Review | Songlines

Lúireach

Rating: ★★★★

View album and artist details

Album and Artist Details

Artist/band:

Landless

Label:

Glitterbeat Records

July/2024

Landless are a female vocal quartet – Ruth Clinton, Sinéad Lynch, Méabh Meir, Lily Power – newly into their second decade together who share a glancing kinship with Lisa O’Neill’s recent Top of the World selection All of This is Chance (reviewed March 2023). Lúireach, the long-awaited follow-up to their 2018 debut Bleaching Bones finds the previously a cappella foursome deftly adding subterranean-disguised instrumental accompaniment to a mesmeric ten-track collation of traditional and new material.
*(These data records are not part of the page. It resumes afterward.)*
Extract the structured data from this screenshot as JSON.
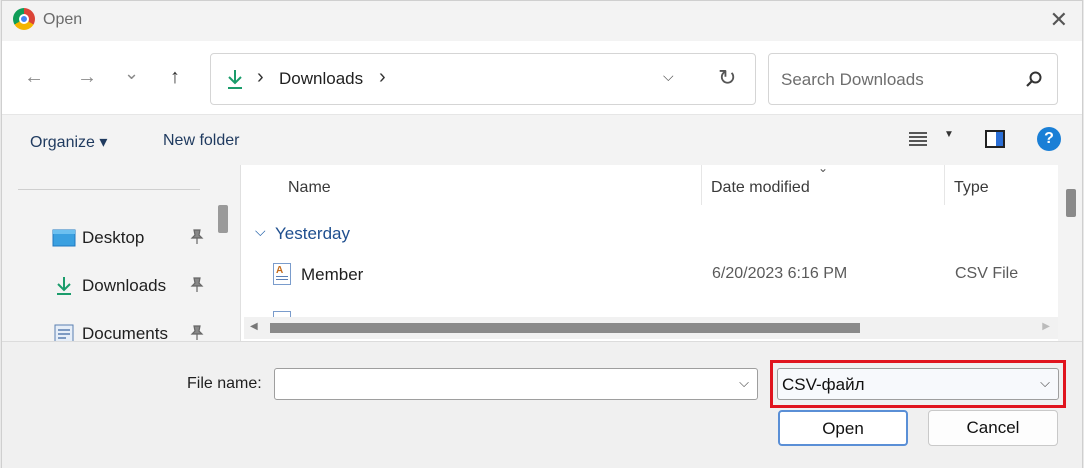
{
  "window": {
    "title": "Open",
    "close_glyph": "✕"
  },
  "nav": {
    "back_glyph": "←",
    "forward_glyph": "→",
    "recent_glyph": "⌄",
    "up_glyph": "↑",
    "address_sep": "›",
    "address_path": "Downloads",
    "refresh_glyph": "↻",
    "dropdown_glyph": "⌵"
  },
  "search": {
    "placeholder": "Search Downloads"
  },
  "toolbar": {
    "organize_label": "Organize ▾",
    "new_folder_label": "New folder",
    "view_dropdown_glyph": "▼",
    "help_glyph": "?"
  },
  "sidebar": {
    "items": [
      {
        "label": "Desktop",
        "icon": "desktop-icon"
      },
      {
        "label": "Downloads",
        "icon": "download-icon"
      },
      {
        "label": "Documents",
        "icon": "documents-icon"
      }
    ],
    "pin_glyph": "📌"
  },
  "filelist": {
    "columns": [
      "Name",
      "Date modified",
      "Type"
    ],
    "sort_glyph": "⌄",
    "group_chevron": "⌵",
    "groups": [
      {
        "label": "Yesterday",
        "rows": [
          {
            "name": "Member",
            "date": "6/20/2023 6:16 PM",
            "type": "CSV File"
          }
        ]
      }
    ]
  },
  "bottom": {
    "file_name_label": "File name:",
    "file_name_value": "",
    "file_type_value": "CSV-файл",
    "chevron_glyph": "⌵",
    "open_label": "Open",
    "cancel_label": "Cancel"
  },
  "colors": {
    "accent": "#1a7fd6",
    "highlight": "#e0141e"
  }
}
Translating from the Irish as a ‘protective breastplate’ or ‘hymn for protection,’ Lúireach positions Landless as kindred spirits to classical ensemble Anonymous 4 in the foregrounding of the often melancholic female experience. Two tracks are purely a cappella – a lilting but high-lying take on ‘Blackwaterside’ and a dark-hued ‘My Lagan Love’. Elsewhere, the addition of Ruth Clinton’s pipe organ and Cormac MacDiarmada’s strings on ‘Lúireach Bhrídé’ haloes a hymn to Brigid, ‘goddess of poetry, healing and smithcraft.’ Clinton’s clavichord punctuates Lynch’s new melody for the 17th-century poem ‘The Hag’ with porcelain delicacy, the plangent Slovak lament for a dead hussar, ‘Ej Husari’, floating forlornly on strings and Méabh Meir’s shruti box and singing bowls. Reunited with producer John ‘Spud’ Murphy, with Lúireach, Landless deliver a mesmeric listen that makes one hope for a shorter wait for their next offering.